As mudanças na direção da MoveOn, adquirida em junho em processo de insolvência pela ECS Capital, gestora do Fundo Recuperação de Empresas, coincidem com a entrada do grupo indiano Tata no capital da empresa, uma posição que deverá ser reforçada em breve.
Liam Donnely, licenciado em física, chegou a Portugal há cerca de 15 anos para a fábrica de calçado Ecco, em São João de Ver, que viria a fechar anos mais tarde, passando depois a assumir a direção da CJ Clarks, entre 1998 e 2003, ano em que a fábrica de calçado, em Castelo de Paiva, fechou portas.

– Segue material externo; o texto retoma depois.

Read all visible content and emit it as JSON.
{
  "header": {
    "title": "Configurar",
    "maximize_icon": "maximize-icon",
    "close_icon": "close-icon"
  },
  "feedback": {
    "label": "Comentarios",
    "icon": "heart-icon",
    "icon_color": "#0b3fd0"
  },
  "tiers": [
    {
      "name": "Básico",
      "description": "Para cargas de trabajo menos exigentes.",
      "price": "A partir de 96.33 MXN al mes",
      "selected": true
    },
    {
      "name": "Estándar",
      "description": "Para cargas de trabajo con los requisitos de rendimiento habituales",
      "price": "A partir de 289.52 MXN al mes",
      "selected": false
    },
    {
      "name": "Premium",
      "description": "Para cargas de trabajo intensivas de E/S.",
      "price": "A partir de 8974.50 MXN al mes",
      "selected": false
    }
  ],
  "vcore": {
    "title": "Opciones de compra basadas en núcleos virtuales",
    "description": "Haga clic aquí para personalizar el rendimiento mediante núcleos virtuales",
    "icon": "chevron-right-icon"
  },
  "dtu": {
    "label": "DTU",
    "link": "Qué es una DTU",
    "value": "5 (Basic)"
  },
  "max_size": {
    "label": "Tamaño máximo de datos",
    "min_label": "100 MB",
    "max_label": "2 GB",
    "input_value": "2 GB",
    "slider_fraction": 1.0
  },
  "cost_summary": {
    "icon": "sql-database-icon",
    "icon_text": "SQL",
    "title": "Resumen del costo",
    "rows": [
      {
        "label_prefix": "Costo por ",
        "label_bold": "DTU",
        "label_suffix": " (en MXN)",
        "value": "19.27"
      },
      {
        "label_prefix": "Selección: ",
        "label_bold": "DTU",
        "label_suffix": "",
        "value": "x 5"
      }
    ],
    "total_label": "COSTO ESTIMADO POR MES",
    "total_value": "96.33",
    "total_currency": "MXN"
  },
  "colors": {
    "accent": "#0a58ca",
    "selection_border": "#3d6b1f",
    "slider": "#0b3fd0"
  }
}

Entretanto, o gestor rumou à Índia, mantendo atividade no setor do calçado “sem qualquer ligação ao grupo indiano Tata”, garantiu.
Desde que a falida Move On, designação da antiga DCB, braço industrial do grupo Investvar, que durante duas décadas cresceu com a representação da Aerosoles, foi comprada pelo Fundo de Recuperação de Empresas, os destinos da empresa foram entregues a Sérgio Sousa, ex presidente executivo da Heinz no Japão.
Segundo Liam Donnely, a meta dos 20 milhões de euros de faturação será alcançada por via da “concretização de novos contratos de distribuição em vários países”.
Neste momento, explicou, os clientes em ‘private label’, com a Marks & Spencer, de novo, em destaque – já era um cliente importante da Investvar – representam cerca de 40 por cento da produção, que neste segmento é assegurada na totalidade pela fábrica na Índia.
Na fábrica de Esmoriz, é produzida grande parte da marca Move On, que, revelou, é comercializada em “centenas de lojas multimarca em Itália, Grécia, Turquia, Israel, Alemanha, Suíça, Áustria” e em lojas com a marca Move On – que faziam parte da rede de retalho da Investvar em Espanha, Portugal, França e Bélgica – e que foram comprados pelo grupo francês Privilégié.
“Queremos encontrar novos clientes, fazer novos contratos com vários distribuidores para reestruturar a rede de distribuição e assim poder crescer”, realçou aos jornalistas, em Milão, no segundo dia da feira internacional de calçado, em que a Move On tem um dos maiores pavilhões entre as 80 empresas portuguesas.
Segundo o inglês, a Move On, que em Portugal emprega 160 pessoas, tem vindo a recrutar trabalhadores para as áreas de logística, desenho e desenvolvimento do produto.